不思議な気持ちになりながら、なんとなく祖母に会わなければいけないような気がして、自転車を止めて病室に向かうと、何人かの親戚が、深刻な面持ちで祖母の病室の前に立っていました。
「あーっ!美鈴ちゃん!間に合った!よかった!」
「早く!早く!!」
促されるままに病室に入ると、両親と姉が泣き腫らした顔で祖母のベッドを囲んでいます。
「おばあちゃん!美鈴も来たよ!」
私は祖母の元に駆け寄り、縋って声をかけると、それから間も無くして、祖母は息を引き取りました。
後になってその時の話を聞くと、祖母の容体が急変したと病院から連絡があり、すぐに病院に向かうようにと私の学校に連絡したものの、すでに私は学校を出た後だったそうです。
当時、携帯は持っていたのですが、学校に持ってくることは禁止だったので、その時は連絡を取りようがない状況でした。

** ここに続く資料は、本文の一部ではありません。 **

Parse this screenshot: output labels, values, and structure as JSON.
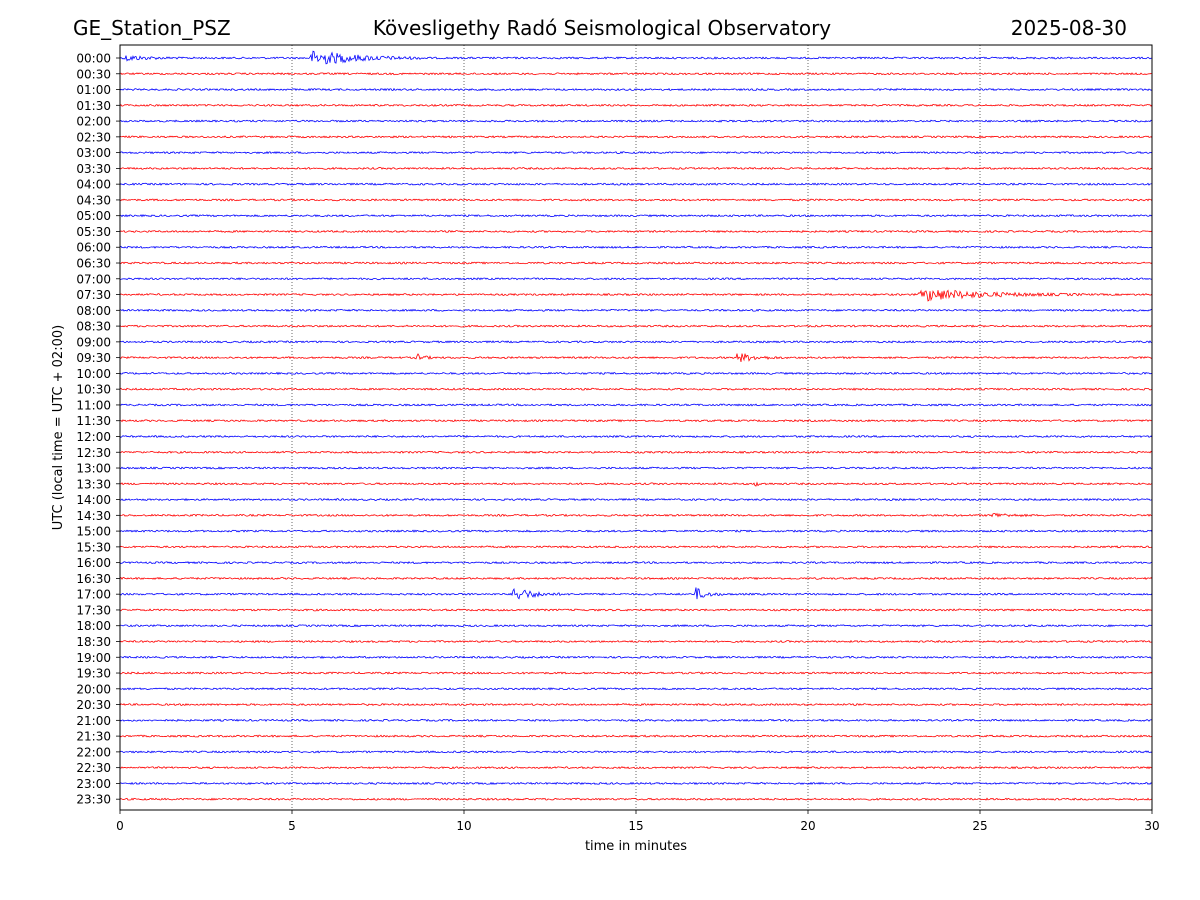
{
  "header": {
    "station": "GE_Station_PSZ",
    "observatory": "Kövesligethy Radó Seismological Observatory",
    "date": "2025-08-30"
  },
  "chart_data": {
    "type": "line",
    "title": "Kövesligethy Radó Seismological Observatory",
    "xlabel": "time in minutes",
    "ylabel": "UTC (local time = UTC + 02:00)",
    "xlim": [
      0,
      30
    ],
    "x_ticks": [
      0,
      5,
      10,
      15,
      20,
      25,
      30
    ],
    "vertical_gridlines": [
      5,
      10,
      15,
      20,
      25
    ],
    "grid": "vertical dotted",
    "row_labels": [
      "00:00",
      "00:30",
      "01:00",
      "01:30",
      "02:00",
      "02:30",
      "03:00",
      "03:30",
      "04:00",
      "04:30",
      "05:00",
      "05:30",
      "06:00",
      "06:30",
      "07:00",
      "07:30",
      "08:00",
      "08:30",
      "09:00",
      "09:30",
      "10:00",
      "10:30",
      "11:00",
      "11:30",
      "12:00",
      "12:30",
      "13:00",
      "13:30",
      "14:00",
      "14:30",
      "15:00",
      "15:30",
      "16:00",
      "16:30",
      "17:00",
      "17:30",
      "18:00",
      "18:30",
      "19:00",
      "19:30",
      "20:00",
      "20:30",
      "21:00",
      "21:30",
      "22:00",
      "22:30",
      "23:00",
      "23:30"
    ],
    "trace_colors": [
      "#0000ff",
      "#ff0000"
    ],
    "events": [
      {
        "row": "00:00",
        "start_min": 0.1,
        "end_min": 1.8,
        "amplitude": 0.35
      },
      {
        "row": "00:00",
        "start_min": 5.5,
        "end_min": 9.0,
        "amplitude": 1.0
      },
      {
        "row": "07:30",
        "start_min": 23.2,
        "end_min": 28.0,
        "amplitude": 0.8
      },
      {
        "row": "09:30",
        "start_min": 8.6,
        "end_min": 9.2,
        "amplitude": 0.45
      },
      {
        "row": "09:30",
        "start_min": 17.9,
        "end_min": 19.3,
        "amplitude": 0.65
      },
      {
        "row": "13:30",
        "start_min": 18.4,
        "end_min": 18.9,
        "amplitude": 0.3
      },
      {
        "row": "14:30",
        "start_min": 25.3,
        "end_min": 26.6,
        "amplitude": 0.3
      },
      {
        "row": "17:00",
        "start_min": 11.4,
        "end_min": 12.8,
        "amplitude": 1.0
      },
      {
        "row": "17:00",
        "start_min": 16.7,
        "end_min": 17.6,
        "amplitude": 0.8
      }
    ]
  }
}
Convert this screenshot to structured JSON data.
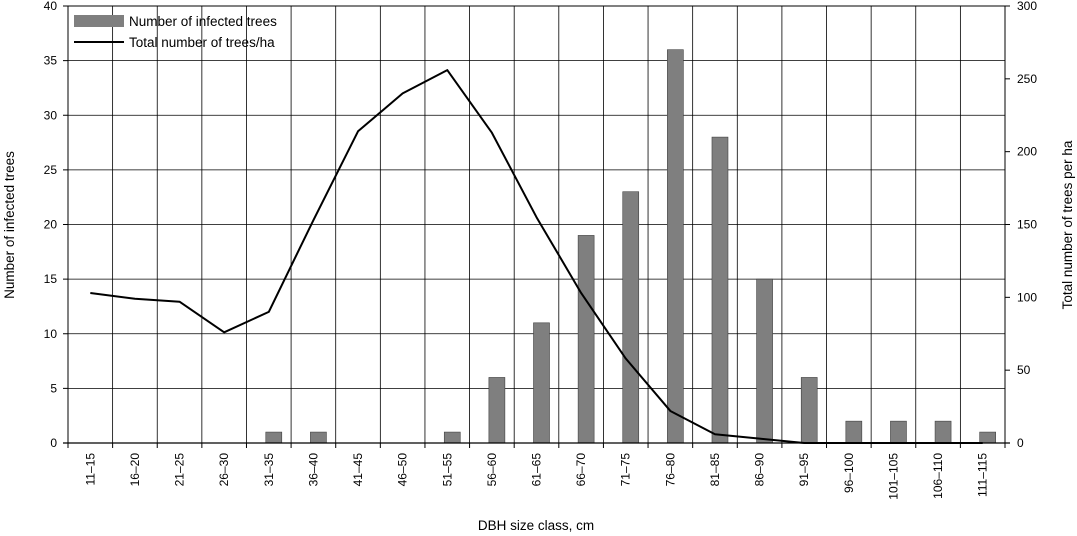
{
  "chart_data": {
    "type": "bar",
    "categories": [
      "11–15",
      "16–20",
      "21–25",
      "26–30",
      "31–35",
      "36–40",
      "41–45",
      "46–50",
      "51–55",
      "56–60",
      "61–65",
      "66–70",
      "71–75",
      "76–80",
      "81–85",
      "86–90",
      "91–95",
      "96–100",
      "101–105",
      "106–110",
      "111–115"
    ],
    "series": [
      {
        "name": "Number of infected trees",
        "type": "bar",
        "axis": "left",
        "color": "#7f7f7f",
        "values": [
          0,
          0,
          0,
          0,
          1,
          1,
          0,
          0,
          1,
          6,
          11,
          19,
          23,
          36,
          28,
          15,
          6,
          2,
          2,
          2,
          1
        ]
      },
      {
        "name": "Total number of trees/ha",
        "type": "line",
        "axis": "right",
        "color": "#000000",
        "values": [
          103,
          99,
          97,
          76,
          90,
          153,
          214,
          240,
          256,
          213,
          155,
          103,
          58,
          22,
          6,
          3,
          0,
          0,
          0,
          0,
          0
        ]
      }
    ],
    "xlabel": "DBH size class, cm",
    "ylabel": "Number of infected trees",
    "y2label": "Total number of trees per ha",
    "ylim": [
      0,
      40
    ],
    "y2lim": [
      0,
      300
    ],
    "yticks": [
      0,
      5,
      10,
      15,
      20,
      25,
      30,
      35,
      40
    ],
    "y2ticks": [
      0,
      50,
      100,
      150,
      200,
      250,
      300
    ],
    "grid": true,
    "legend": "top-left"
  }
}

あの時、あの真っ直ぐな道がなかったら、私はきっと祖母を看取ることができなかったはずです。
それにしても一体私は、どこをどう通って病院に行ったのか。今でも不思議で仕方ありません。
その後、何度あの場所を通っても、あの真っ直ぐな道が現れることはありませんでした。
あの時の話は法事で親戚が集まる度に、今でも語り継がれています。